Tuesday, April 18, 2017

I'm Ugly and I'm Proud!

Anyone remember that line from Spongebob? Or am I the only one that was childish enough to watch it? For this last blog post, I wish to write something so simple to us, yet it's just as foreign. Being content with yourself. I've learned this past week, and really this past semester, that I am not ideal. I'm not even close to where I thought I was (self-detrimental humor sucks sometimes). I've understood that I'm not perfect for as long as I can remember, but I'm starting to know that I'm not perfect. And to be honest, some of that may be on BYU...

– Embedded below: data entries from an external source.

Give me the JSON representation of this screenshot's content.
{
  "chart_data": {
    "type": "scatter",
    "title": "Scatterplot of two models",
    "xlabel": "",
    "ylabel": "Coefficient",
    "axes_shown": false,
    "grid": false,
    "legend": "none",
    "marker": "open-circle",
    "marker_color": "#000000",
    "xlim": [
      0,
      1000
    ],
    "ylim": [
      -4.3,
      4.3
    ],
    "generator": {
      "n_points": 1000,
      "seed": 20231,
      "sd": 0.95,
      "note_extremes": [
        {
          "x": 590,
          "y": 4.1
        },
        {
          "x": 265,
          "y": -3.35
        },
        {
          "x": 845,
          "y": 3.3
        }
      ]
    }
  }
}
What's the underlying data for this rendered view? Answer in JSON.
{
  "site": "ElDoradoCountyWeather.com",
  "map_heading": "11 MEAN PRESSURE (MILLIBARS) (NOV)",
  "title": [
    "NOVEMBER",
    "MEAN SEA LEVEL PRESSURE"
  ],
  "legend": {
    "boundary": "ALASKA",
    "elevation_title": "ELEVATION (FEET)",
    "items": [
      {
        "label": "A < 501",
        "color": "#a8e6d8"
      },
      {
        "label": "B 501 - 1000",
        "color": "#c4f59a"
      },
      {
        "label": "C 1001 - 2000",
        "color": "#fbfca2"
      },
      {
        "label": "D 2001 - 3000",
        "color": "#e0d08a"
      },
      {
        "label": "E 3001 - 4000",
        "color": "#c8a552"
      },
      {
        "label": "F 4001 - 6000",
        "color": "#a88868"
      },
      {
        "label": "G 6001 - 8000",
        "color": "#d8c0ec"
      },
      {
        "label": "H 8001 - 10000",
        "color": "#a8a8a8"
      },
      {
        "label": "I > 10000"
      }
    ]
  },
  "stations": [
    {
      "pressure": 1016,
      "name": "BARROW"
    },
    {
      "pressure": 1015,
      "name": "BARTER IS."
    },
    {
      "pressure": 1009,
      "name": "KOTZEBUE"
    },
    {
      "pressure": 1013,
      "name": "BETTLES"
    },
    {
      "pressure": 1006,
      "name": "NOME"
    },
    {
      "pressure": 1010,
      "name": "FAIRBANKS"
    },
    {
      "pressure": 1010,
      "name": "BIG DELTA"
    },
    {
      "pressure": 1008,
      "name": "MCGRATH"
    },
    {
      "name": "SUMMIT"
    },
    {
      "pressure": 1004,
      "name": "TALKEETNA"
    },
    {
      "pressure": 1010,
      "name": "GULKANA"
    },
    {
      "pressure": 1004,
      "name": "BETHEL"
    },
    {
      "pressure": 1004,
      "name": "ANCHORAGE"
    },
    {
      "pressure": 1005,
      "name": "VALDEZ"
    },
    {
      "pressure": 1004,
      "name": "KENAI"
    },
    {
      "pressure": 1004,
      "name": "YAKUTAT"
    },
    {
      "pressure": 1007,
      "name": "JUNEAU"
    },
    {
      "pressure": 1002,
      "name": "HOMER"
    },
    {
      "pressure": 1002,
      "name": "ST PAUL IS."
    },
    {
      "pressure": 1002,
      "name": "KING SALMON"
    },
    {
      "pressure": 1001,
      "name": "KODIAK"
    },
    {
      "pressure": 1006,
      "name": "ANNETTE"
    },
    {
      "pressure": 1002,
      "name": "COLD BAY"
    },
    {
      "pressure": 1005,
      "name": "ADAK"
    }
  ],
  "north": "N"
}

We are told by Paul himself that we can have all that the Father has; we are joint heirs with Christ. I remember this quote from Elder Christofferson, and I'm paraphrasing, "Humility is not the same thing as humiliation." Of course we want to cement who we are, as we are always told here at every BYU devotional, every Sunday, and even in our classes. I remember sacrament meeting a few weeks ago, someone said that if we are commanded to love our neighbor as ourself, and we treat everyone with kindness, why don't we treat ourselves like we treat them?

Hence the blog title, I believe in traditional, morals, the whole nine yards. Tradition is how people find themselves, and how they start to know who they are. One talk I heard by Jack Christensen said "you think you know him [Christ], but you don't". It's okay to not know something. Just because we may know something or everything, it doesn't make us right. That was one insight I had this week.

Here are a few of my other recent realizations:

1. History does not repeat itself. People serving their beliefs and desired outcomes repeat what people in history have shown us will fail.

2. It's easier to destroy something than to create it. Mankind thinks we progress by finding something to knock down or destroy.

3. From NCIS: "Always let the suspect draw his own conclusions"

Peace. I'm out.

P.S. Don't be me and procrastinate this last MCOM assignment. All-nighter!